The military claims it's only targeting insurgents but some say the Rohingyas' wounds tell a different story. Reuters' correspondent Krishna Das visited the hospital in the city of Chittagong.>> Rohingya have been coming into Bangladesh for years but it is different this time around they say, because of the injuries they have seen.
Officials have told us that many Rohingya have got bullet wounds at the back of their bodies which is kind of suggesting that they may have been hit while they were fleeing. So that is an allegation but we cannot be sure of it.>> Ten year old Muhammad Idris doesn't remember how he wound up in the hospital with part of his ear blown off, but his father does.
>> My son was hit by a bullet when the army opened fire on our village in Myanmar. I then fled to Bangladesh with my son, leaving my family behind. A UN vehicle brought him here from the refugee camps, I thank Allah and others for taking care of him.

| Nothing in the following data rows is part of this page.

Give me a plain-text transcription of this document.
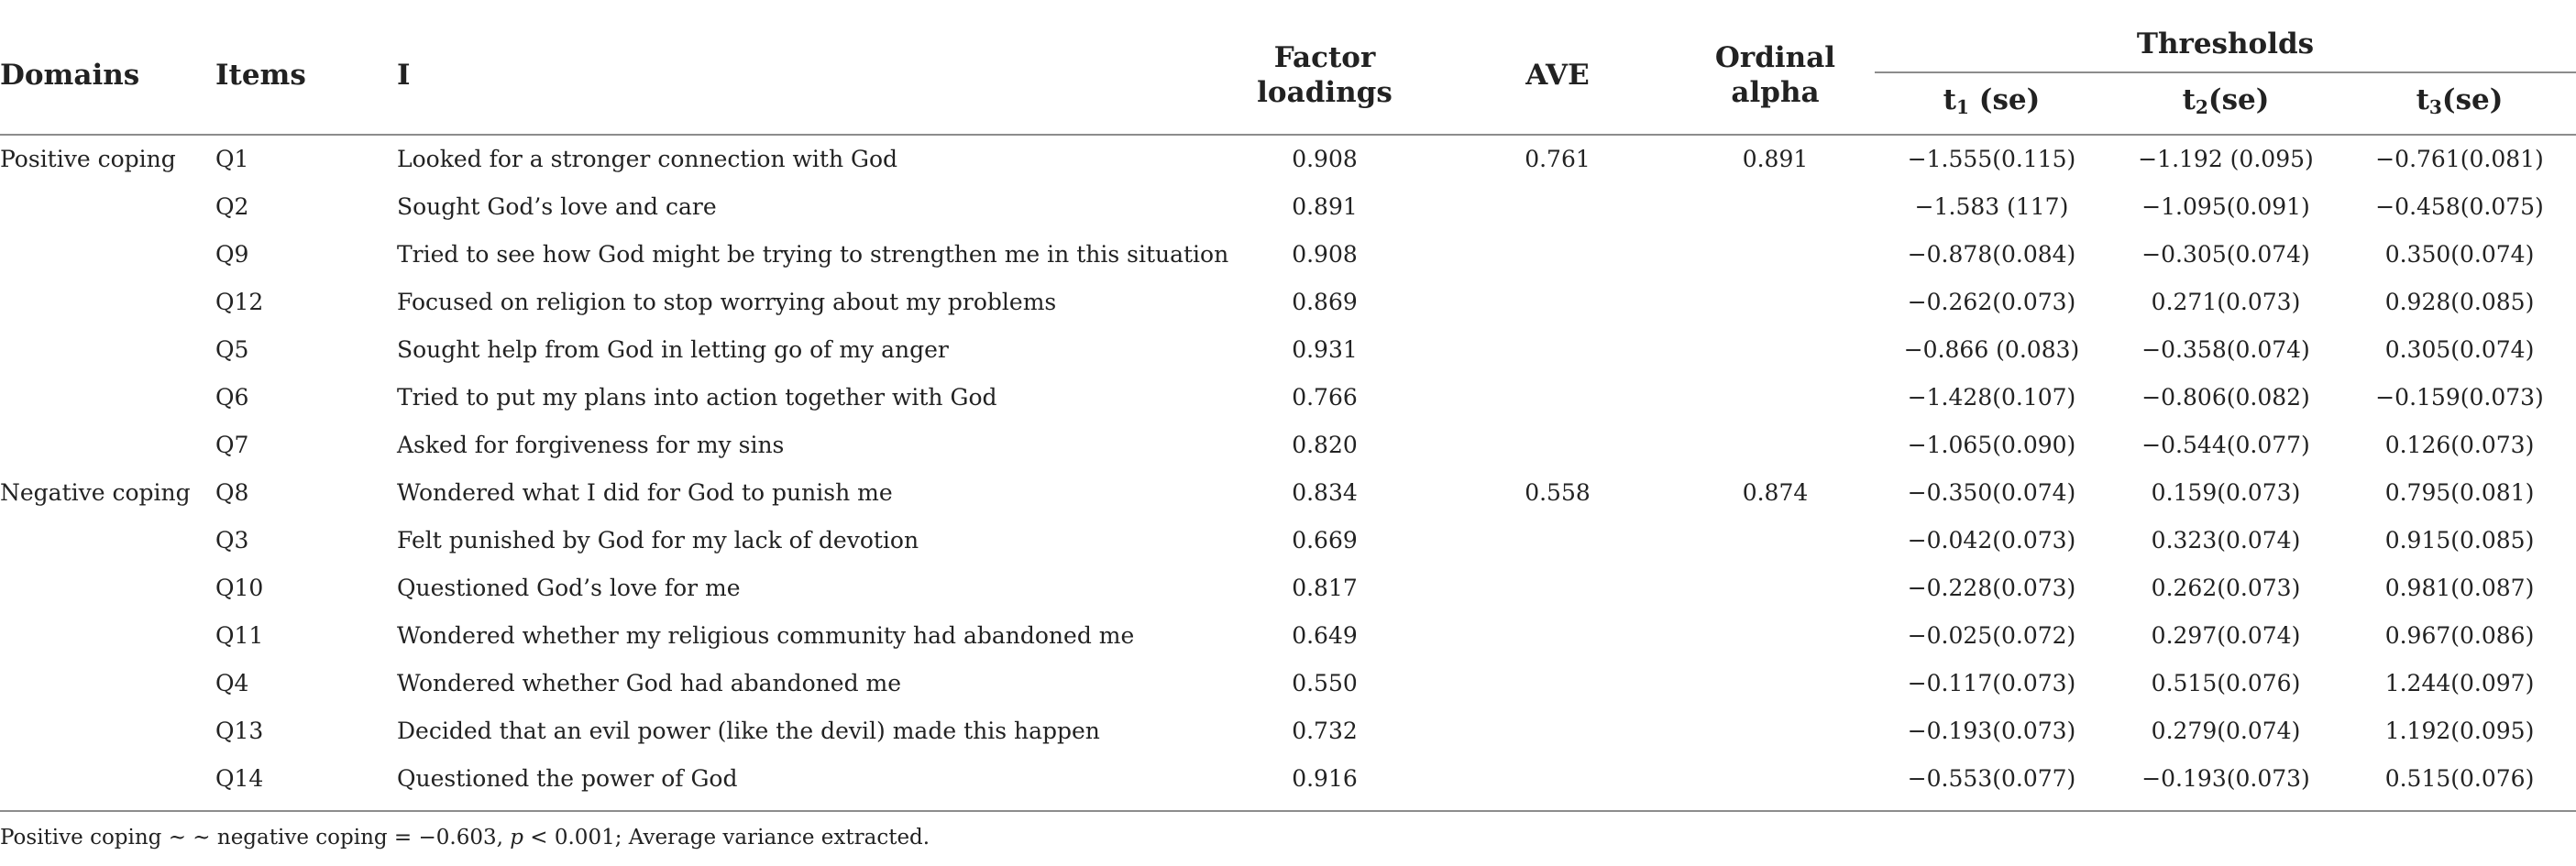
Domains	Items	I	Factor loadings	AVE	Ordinal alpha	Thresholds		
						$t_1$ (se)	$t_2(se)$	$t_3(se)$

Positive coping	Q1	Looked for a stronger connection with God	0.908	0.761	0.891	−1.555(0.115)	−1.192 (0.095)	−0.761(0.081)
	Q2	Sought God’s love and care	0.891			−1.583 (117)	−1.095(0.091)	−0.458(0.075)
	Q9	Tried to see how God might be trying to strengthen me in this situation	0.908			−0.878(0.084)	−0.305(0.074)	0.350(0.074)
	Q12	Focused on religion to stop worrying about my problems	0.869			−0.262(0.073)	0.271(0.073)	0.928(0.085)
	Q5	Sought help from God in letting go of my anger	0.931			−0.866 (0.083)	−0.358(0.074)	0.305(0.074)
	Q6	Tried to put my plans into action together with God	0.766			−1.428(0.107)	−0.806(0.082)	−0.159(0.073)
	Q7	Asked for forgiveness for my sins	0.820			−1.065(0.090)	−0.544(0.077)	0.126(0.073)
Negative coping	Q8	Wondered what I did for God to punish me	0.834	0.558	0.874	−0.350(0.074)	0.159(0.073)	0.795(0.081)
	Q3	Felt punished by God for my lack of devotion	0.669			−0.042(0.073)	0.323(0.074)	0.915(0.085)
	Q10	Questioned God’s love for me	0.817			−0.228(0.073)	0.262(0.073)	0.981(0.087)
	Q11	Wondered whether my religious community had abandoned me	0.649			−0.025(0.072)	0.297(0.074)	0.967(0.086)
	Q4	Wondered whether God had abandoned me	0.550			−0.117(0.073)	0.515(0.076)	1.244(0.097)
	Q13	Decided that an evil power (like the devil) made this happen	0.732			−0.193(0.073)	0.279(0.074)	1.192(0.095)
	Q14	Questioned the power of God	0.916			−0.553(0.077)	−0.193(0.073)	0.515(0.076)
Positive coping ~ ~ negative coping = −0.603, p < 0.001; Average variance extracted.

>> Myanmar's leader Aung San Suu Kyi this week said her government was doing its best to protect everyone but didn't mention the Rohingya by name. She's come under fire for failing to speak out for the Muslim minority even as the UN Secretary General warns of a risk of ethnic cleansing.
Meanwhile boatloads of exhausted Rohingya continue to pour into Bangladesh. The UN estimates 18,000 crossed the border on Thursday alone, making a total of around 164,000 refugees, languishing in squalid camps with little relief in sight.